His cell phone buzzed and shifted in his pocket. All these years, and it still gave him peace, knowing that someone was looking for him. It was the being needed that counted, even if it was only dead people who needed him. He answered the call, just as the whine of a distant siren rose above the noise of the water. The police were on their way.

 

CHAPTER TEN

Josh’s new place of work, a sprawling old wooden warehouse perched on the scorched riverbank, had all the traditional markings of a haunted house.

This far out of town, the bayou was no more than a thin chocolate strand that yawned into a swamp choked with black gum trees and buttonbush shrubs, and the vegetation seemed to be strangling the building itself. Surrounding trees covered the roof in long, gray plaits of Spanish moss, and woolgrass rose in thick clumps around the base of the splintering structure.
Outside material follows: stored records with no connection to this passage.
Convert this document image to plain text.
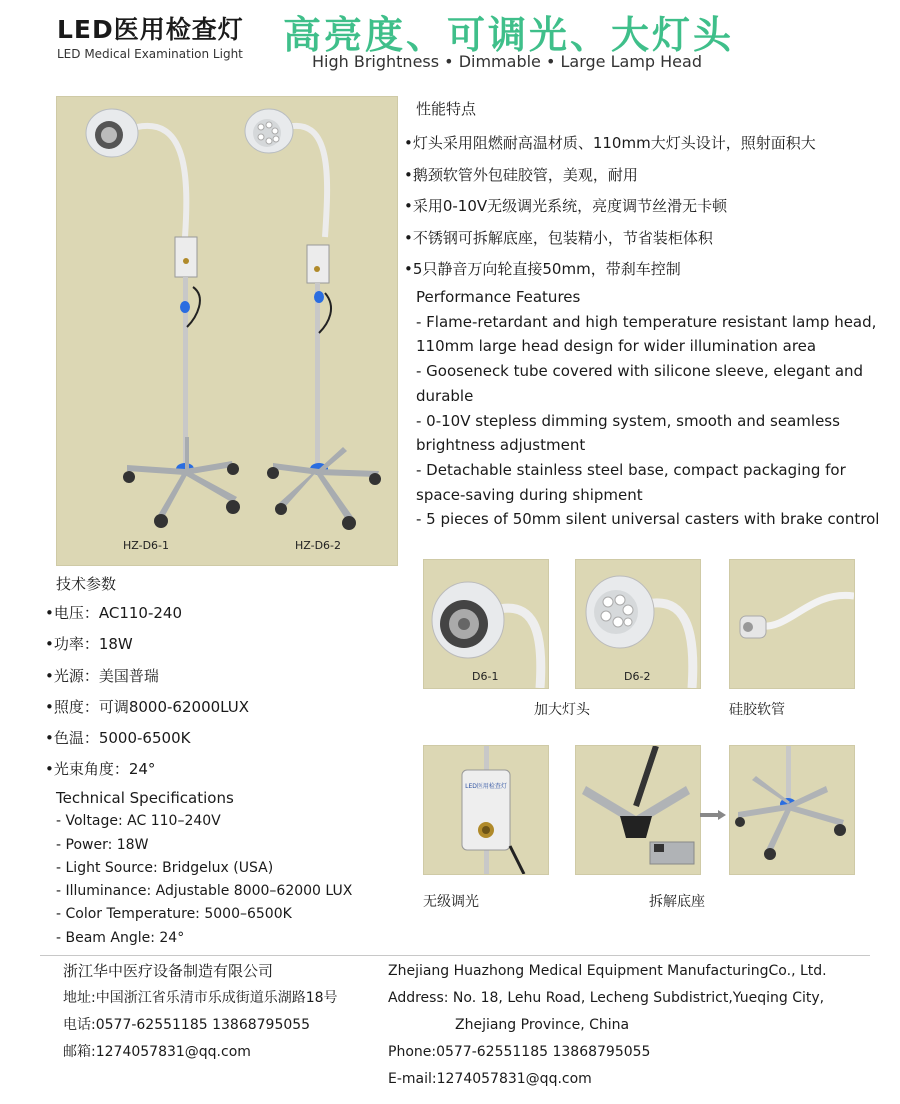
LED医用检查灯
LED Medical Examination Light 高亮度、可调光、大灯头
High Brightness • Dimmable • Large Lamp Head
HZ-D6-1	HZ-D6-2
性能特点
•灯头采用阻燃耐高温材质、110mm大灯头设计，照射面积大
•鹅颈软管外包硅胶管，美观，耐用
•采用0-10V无级调光系统，亮度调节丝滑无卡顿
•不锈钢可拆解底座，包装精小，节省装柜体积
•5只静音万向轮直接50mm，带刹车控制
Performance Features
- Flame-retardant and high temperature resistant lamp head, 110mm large head design for wider illumination area
- Gooseneck tube covered with silicone sleeve, elegant and durable
- 0-10V stepless dimming system, smooth and seamless brightness adjustment
- Detachable stainless steel base, compact packaging for space-saving during shipment
- 5 pieces of 50mm silent universal casters with brake control
技术参数
•电压：AC110-240
•功率：18W
•光源：美国普瑞
•照度：可调8000-62000LUX
•色温：5000-6500K
•光束角度：24°
Technical Specifications
- Voltage: AC 110–240V
- Power: 18W
- Light Source: Bridgelux (USA)
- Illuminance: Adjustable 8000–62000 LUX
- Color Temperature: 5000–6500K
- Beam Angle: 24°
D6-1	D6-2
加大灯头	硅胶软管
LED医用检查灯
无级调光	拆解底座
浙江华中医疗设备制造有限公司
地址:中国浙江省乐清市乐成街道乐湖路18号
电话:0577-62551185 13868795055
邮箱:1274057831@qq.com
Zhejiang Huazhong Medical Equipment ManufacturingCo., Ltd.
Address: No. 18, Lehu Road, Lecheng Subdistrict,Yueqing City,
Zhejiang Province, China
Phone:0577-62551185 13868795055
E-mail:1274057831@qq.com
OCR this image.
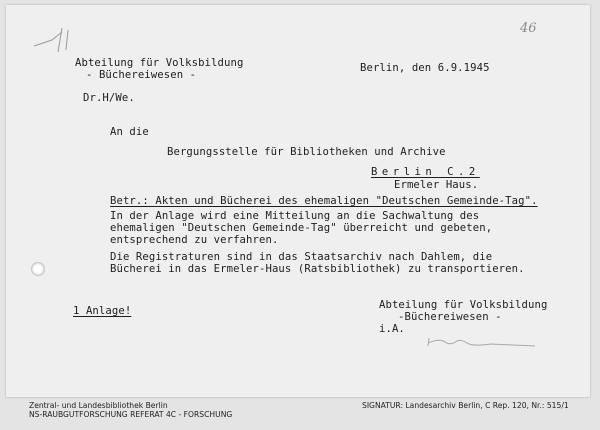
46
Abteilung für Volksbildung
- Büchereiwesen -
Berlin, den 6.9.1945
Dr.H/We.
An die
Bergungsstelle für Bibliotheken und Archive
Berlin C.2
Ermeler Haus.
Betr.: Akten und Bücherei des ehemaligen "Deutschen Gemeinde-Tag".
In der Anlage wird eine Mitteilung an die Sachwaltung des
ehemaligen "Deutschen Gemeinde-Tag" überreicht und gebeten,
entsprechend zu verfahren.
Die Registraturen sind in das Staatsarchiv nach Dahlem, die
Bücherei in das Ermeler-Haus (Ratsbibliothek) zu transportieren.
1 Anlage!	Abteilung für Volksbildung
-Büchereiwesen -
i.A.
Zentral- und Landesbibliothek Berlin
NS-RAUBGUTFORSCHUNG REFERAT 4C - FORSCHUNG
SIGNATUR: Landesarchiv Berlin, C Rep. 120, Nr.: 515/1
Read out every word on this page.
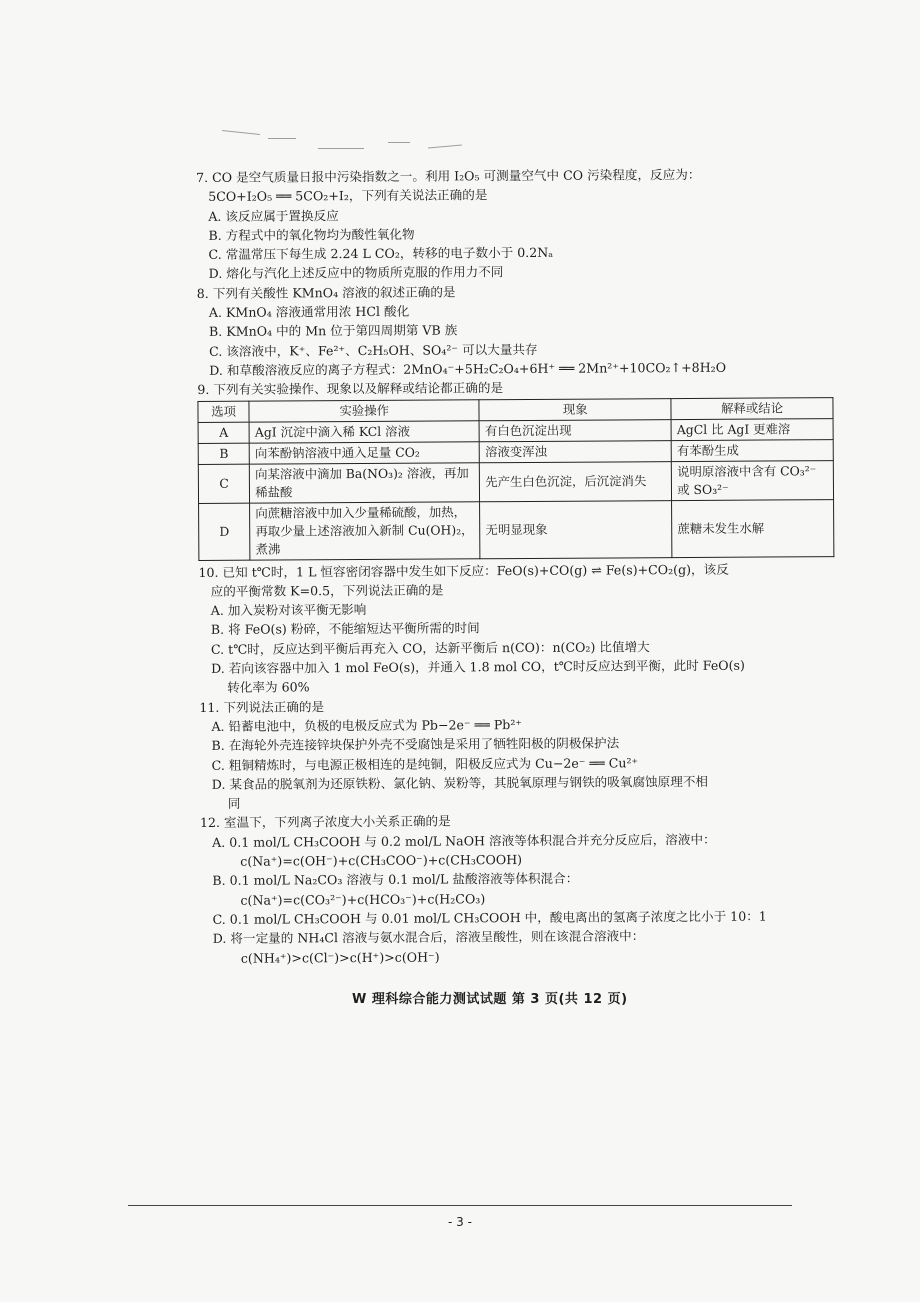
7. CO 是空气质量日报中污染指数之一。利用 I₂O₅ 可测量空气中 CO 污染程度，反应为：
5CO+I₂O₅ ══ 5CO₂+I₂，下列有关说法正确的是
A. 该反应属于置换反应
B. 方程式中的氧化物均为酸性氧化物
C. 常温常压下每生成 2.24 L CO₂，转移的电子数小于 0.2Nₐ
D. 熔化与汽化上述反应中的物质所克服的作用力不同
8. 下列有关酸性 KMnO₄ 溶液的叙述正确的是
A. KMnO₄ 溶液通常用浓 HCl 酸化
B. KMnO₄ 中的 Mn 位于第四周期第 ⅤB 族
C. 该溶液中，K⁺、Fe²⁺、C₂H₅OH、SO₄²⁻ 可以大量共存
D. 和草酸溶液反应的离子方程式：2MnO₄⁻+5H₂C₂O₄+6H⁺ ══ 2Mn²⁺+10CO₂↑+8H₂O
9. 下列有关实验操作、现象以及解释或结论都正确的是
选项	实验操作	现象	解释或结论
A	AgI 沉淀中滴入稀 KCl 溶液	有白色沉淀出现	AgCl 比 AgI 更难溶
B	向苯酚钠溶液中通入足量 CO₂	溶液变浑浊	有苯酚生成
C	向某溶液中滴加 Ba(NO₃)₂ 溶液，再加稀盐酸	先产生白色沉淀，后沉淀消失	说明原溶液中含有 CO₃²⁻ 或 SO₃²⁻
D	向蔗糖溶液中加入少量稀硫酸，加热，再取少量上述溶液加入新制 Cu(OH)₂，煮沸	无明显现象	蔗糖未发生水解
10. 已知 t℃时，1 L 恒容密闭容器中发生如下反应：FeO(s)+CO(g) ⇌ Fe(s)+CO₂(g)，该反
应的平衡常数 K=0.5，下列说法正确的是
A. 加入炭粉对该平衡无影响
B. 将 FeO(s) 粉碎，不能缩短达平衡所需的时间
C. t℃时，反应达到平衡后再充入 CO，达新平衡后 n(CO)：n(CO₂) 比值增大
D. 若向该容器中加入 1 mol FeO(s)，并通入 1.8 mol CO，t℃时反应达到平衡，此时 FeO(s)
转化率为 60%
11. 下列说法正确的是
A. 铅蓄电池中，负极的电极反应式为 Pb−2e⁻ ══ Pb²⁺
B. 在海轮外壳连接锌块保护外壳不受腐蚀是采用了牺牲阳极的阴极保护法
C. 粗铜精炼时，与电源正极相连的是纯铜，阳极反应式为 Cu−2e⁻ ══ Cu²⁺
D. 某食品的脱氧剂为还原铁粉、氯化钠、炭粉等，其脱氧原理与钢铁的吸氧腐蚀原理不相
同
12. 室温下，下列离子浓度大小关系正确的是
A. 0.1 mol/L CH₃COOH 与 0.2 mol/L NaOH 溶液等体积混合并充分反应后，溶液中：
c(Na⁺)=c(OH⁻)+c(CH₃COO⁻)+c(CH₃COOH)
B. 0.1 mol/L Na₂CO₃ 溶液与 0.1 mol/L 盐酸溶液等体积混合：
c(Na⁺)=c(CO₃²⁻)+c(HCO₃⁻)+c(H₂CO₃)
C. 0.1 mol/L CH₃COOH 与 0.01 mol/L CH₃COOH 中，酸电离出的氢离子浓度之比小于 10：1
D. 将一定量的 NH₄Cl 溶液与氨水混合后，溶液呈酸性，则在该混合溶液中：
c(NH₄⁺)>c(Cl⁻)>c(H⁺)>c(OH⁻)
W 理科综合能力测试试题 第 3 页(共 12 页)
- 3 -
The only sign of life was an eggplant-colored Corvair parked at a dramatic angle in the weeds. This had to be his new boss’s car.

Something shifted in the tall grass, and Josh reached for his gun without thinking. Of course, there was nothing in his waistband. He was a member of the Rubber Gun Squad now. Administrative leave in the evidence room.
It’s not permanent,
Captain Rush had said, avoiding Josh’s gaze, pretending this job wasn’t the last stop on the loony-tune express to nowhere.
Use your time there to think.

As if he didn’t think too much already.

“Hello?” Josh shouted in the general direction of the front door and was answered only by the whine of a swarm of insects. The relentless Florida humidity smothered him from all sides. What were the chances this place had air-conditioning?

Josh edged his way around the back of the building to the crumbling remains of a porch, complete with an ancient double-paned white door. Next to the buzzer was a plaque that read
EVIDENCE ROOM, COOPER COUNTY. PLEASE RING FOR ASSISTANCE
.

Josh pressed the buzzer twice. Above him, the leaden sky growled and snapped, a finger of lightning reaching down to touch the bayou. Josh turned the knob and went inside.

“Hello?” Josh was beginning to feel like this whole exercise was a joke. Boone and Donovan were probably crouched in the bushes outside, howling at Josh as he circled the building and then let himself in the back door.

The walls of the massive indoor space were painted in bright pastels like a kindergarten classroom. Rows of metal shelves twenty feet high stretched across the massive warehouse interior, boxes bursting from every shelf. From deep inside the warehouse, Josh could hear the faint lilt of music.